M.Oronte, La Branche, Crispin
M.Oronte(riant.)
Vous ne savez pas, mon gendre, ce que l'on dit de vous ? que cela est plaisant ! On m'est venu donner avis, (mais avis comme d'une chose assurée)
que vous étiez marié. Vous avez, dit-on, épousé secrètement une fille de Chartres. Ah ah ah ah, est-ce que vous ne trouvez pas cela plaisant ?
La Branche(riant, et faisant des signes à Crispin.)
Hé hé hé hé, il n'y a rien de si plaisant.
Crispin
Ho ho ho ho, cela est tout à fait plaisant.
M.Oronte
Un autre, j'en suis sûr, serait assez sot pour donner là-dedans ; mais moi, serviteur.
La Branche
Oh diable, Monsieur Oronte est un des plus gros génies !
Crispin
Je voudrais savoir qui peut être l'auteur d'un bruit si ridicule.
La Branche
Monsieur dit que c'est un gentilhomme appelé Valère.

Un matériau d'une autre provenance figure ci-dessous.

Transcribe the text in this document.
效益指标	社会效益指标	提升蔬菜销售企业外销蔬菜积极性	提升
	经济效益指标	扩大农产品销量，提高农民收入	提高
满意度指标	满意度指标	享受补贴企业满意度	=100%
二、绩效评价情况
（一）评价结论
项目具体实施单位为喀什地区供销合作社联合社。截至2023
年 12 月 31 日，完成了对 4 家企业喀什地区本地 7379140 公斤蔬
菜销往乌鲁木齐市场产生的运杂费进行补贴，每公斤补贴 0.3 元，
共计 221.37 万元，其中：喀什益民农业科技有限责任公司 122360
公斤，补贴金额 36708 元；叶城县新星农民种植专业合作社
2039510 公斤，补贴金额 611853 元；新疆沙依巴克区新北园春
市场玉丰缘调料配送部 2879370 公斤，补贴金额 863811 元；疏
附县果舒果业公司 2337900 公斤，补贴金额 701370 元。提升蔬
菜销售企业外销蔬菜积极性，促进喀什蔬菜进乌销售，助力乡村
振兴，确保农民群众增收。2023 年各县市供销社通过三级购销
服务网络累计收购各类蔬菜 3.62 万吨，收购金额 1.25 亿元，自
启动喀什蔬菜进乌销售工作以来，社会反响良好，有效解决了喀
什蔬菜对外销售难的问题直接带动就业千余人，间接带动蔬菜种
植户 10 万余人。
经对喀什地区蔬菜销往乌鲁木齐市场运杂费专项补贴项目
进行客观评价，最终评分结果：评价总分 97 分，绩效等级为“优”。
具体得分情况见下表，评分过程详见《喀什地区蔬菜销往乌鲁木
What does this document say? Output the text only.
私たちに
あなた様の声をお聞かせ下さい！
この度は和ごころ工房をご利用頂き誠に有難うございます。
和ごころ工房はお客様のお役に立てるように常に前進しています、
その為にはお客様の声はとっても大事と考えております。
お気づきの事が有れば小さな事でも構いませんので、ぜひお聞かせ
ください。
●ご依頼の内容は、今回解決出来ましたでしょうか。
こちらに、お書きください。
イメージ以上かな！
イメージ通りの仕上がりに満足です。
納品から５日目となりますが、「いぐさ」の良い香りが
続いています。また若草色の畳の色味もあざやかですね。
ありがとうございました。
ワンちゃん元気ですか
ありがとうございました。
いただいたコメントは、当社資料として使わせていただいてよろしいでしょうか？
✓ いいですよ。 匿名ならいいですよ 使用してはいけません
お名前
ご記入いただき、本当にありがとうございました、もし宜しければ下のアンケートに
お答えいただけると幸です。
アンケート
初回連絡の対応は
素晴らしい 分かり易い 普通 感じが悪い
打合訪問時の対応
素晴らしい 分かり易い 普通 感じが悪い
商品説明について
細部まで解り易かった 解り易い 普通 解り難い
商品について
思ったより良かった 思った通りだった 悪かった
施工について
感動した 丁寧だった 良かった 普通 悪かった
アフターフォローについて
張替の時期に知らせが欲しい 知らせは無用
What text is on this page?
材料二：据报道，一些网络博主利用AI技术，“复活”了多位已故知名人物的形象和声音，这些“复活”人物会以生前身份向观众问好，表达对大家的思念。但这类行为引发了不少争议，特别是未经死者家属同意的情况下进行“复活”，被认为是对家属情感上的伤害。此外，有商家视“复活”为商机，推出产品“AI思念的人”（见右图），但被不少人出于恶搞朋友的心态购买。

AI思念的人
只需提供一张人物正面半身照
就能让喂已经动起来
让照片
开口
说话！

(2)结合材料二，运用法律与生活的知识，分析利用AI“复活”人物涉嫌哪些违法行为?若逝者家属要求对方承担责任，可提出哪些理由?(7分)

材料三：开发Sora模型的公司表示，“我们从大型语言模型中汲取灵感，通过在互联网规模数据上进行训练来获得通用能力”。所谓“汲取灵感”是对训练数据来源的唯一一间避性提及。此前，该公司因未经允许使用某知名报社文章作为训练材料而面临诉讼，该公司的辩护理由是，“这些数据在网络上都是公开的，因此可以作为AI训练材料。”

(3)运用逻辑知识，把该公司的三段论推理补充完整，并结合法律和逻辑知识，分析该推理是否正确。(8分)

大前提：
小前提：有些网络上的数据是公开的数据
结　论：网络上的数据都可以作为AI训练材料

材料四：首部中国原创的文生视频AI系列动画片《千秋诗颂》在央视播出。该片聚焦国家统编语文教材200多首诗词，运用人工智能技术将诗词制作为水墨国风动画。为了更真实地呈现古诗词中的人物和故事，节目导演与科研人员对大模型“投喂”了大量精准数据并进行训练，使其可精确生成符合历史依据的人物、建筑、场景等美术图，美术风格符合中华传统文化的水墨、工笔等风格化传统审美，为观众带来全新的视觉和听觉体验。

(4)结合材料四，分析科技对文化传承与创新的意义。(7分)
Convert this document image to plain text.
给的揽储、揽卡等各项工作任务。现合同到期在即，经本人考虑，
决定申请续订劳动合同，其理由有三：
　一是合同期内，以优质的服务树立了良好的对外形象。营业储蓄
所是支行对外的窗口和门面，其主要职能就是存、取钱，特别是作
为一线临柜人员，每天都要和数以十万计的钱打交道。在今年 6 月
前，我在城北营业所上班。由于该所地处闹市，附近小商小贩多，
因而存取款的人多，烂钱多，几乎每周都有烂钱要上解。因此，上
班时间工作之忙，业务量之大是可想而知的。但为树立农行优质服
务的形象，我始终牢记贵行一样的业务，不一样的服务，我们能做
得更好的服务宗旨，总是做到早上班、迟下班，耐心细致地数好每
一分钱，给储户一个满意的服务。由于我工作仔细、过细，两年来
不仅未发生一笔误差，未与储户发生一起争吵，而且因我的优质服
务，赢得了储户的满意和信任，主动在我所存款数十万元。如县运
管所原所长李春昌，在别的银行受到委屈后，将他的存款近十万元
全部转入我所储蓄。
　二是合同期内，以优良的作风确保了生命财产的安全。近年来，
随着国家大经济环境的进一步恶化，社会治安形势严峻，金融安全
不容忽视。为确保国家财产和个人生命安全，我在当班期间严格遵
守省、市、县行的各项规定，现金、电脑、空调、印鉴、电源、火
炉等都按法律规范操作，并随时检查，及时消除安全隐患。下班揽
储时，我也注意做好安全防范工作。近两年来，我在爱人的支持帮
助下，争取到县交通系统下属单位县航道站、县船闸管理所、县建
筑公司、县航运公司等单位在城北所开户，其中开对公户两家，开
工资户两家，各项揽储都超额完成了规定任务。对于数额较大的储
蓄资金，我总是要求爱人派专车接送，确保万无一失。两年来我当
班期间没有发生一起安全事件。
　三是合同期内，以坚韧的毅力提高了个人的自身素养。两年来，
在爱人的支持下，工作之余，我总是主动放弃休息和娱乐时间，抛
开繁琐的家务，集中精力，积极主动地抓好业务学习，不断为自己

Crispin(faisant l'étonné.)
Valère ! Qui est cet homme-là ?
La Branche(à Monsieur Oronte.)
Vous voyez bien, Monsieur, qu'il ne le connaît pas… À Crispin Hé là, c'est ce jeune homme que tu sais… que vous savez, dis-je… qui est votre rival, à ce qu'on nous a dit.
Crispin
Ah, oui oui, je m'en souviens : à telles enseignes qu'on nous a dit qu'il a peu de bien, et qu'il doit beaucoup ; mais qu'il couche en joue la fille de Monsieur Oronte, et que ses créanciers font des vœux très ardents pour la prospérité de ce mariage.
M.Oronte
Ils n'ont qu'à s'y attendre, vraiment, ils n'ont qu'à s'y attendre.
La Branche
Il n'est pas sot ce Valère, il n'est parbleu pas sot.
M.Oronte
Je ne suis pas bête non plus, je ne suis palsambleu pas bête, et pour le lui faire voir, je vais de ce pas chez mon notaire ; ou plutôt Damis, j'ai une proposition à vous faire. Je suis convenu, je l'avoue, avec Monsieur Orgon de vous donner vingt mille écus en argent comptant ; mais voulez-vous prendre pour cette somme ma maison du faubourg Saint-Germain, elle m'a coûté plus de quatre-vingt mille francs à bâtir.
Crispin
Je suis homme à tout prendre; mais entre nous, j'aimerais mieux de l'argent comptant.
La Branche
L'argent, comme vous savez, est plus portatif.
M.Oronte
Assurément.
Crispin
Oui, cela se met mieux dans une valise. C'est qu'il se vend une terre auprès de Chartres, je voudrais bien l'acheter.
La Branche
Ah Monsieur, la belle acquisition ! Si vous aviez vu cette terre-là, vous en seriez charmé.
Crispin
Je l'aurai pour vingt-cinq mille écus, et je suis assuré qu'elle en vaut bien soixante mille.
La Branche
Du moins, Monsieur, du moins. Comment sans parler du reste, il y a deux étangs où l'on pêche chaque année pour deux mille francs de goujons.
M.Oronte
Il ne faut pas laisser échapper une si belle occasion. Écoutez, j'ai chez mon notaire cinquante mille écus que je réservais pour acheter le château d'un certain financier qui va bientôt disparaître, je veux vous en donner la moitié.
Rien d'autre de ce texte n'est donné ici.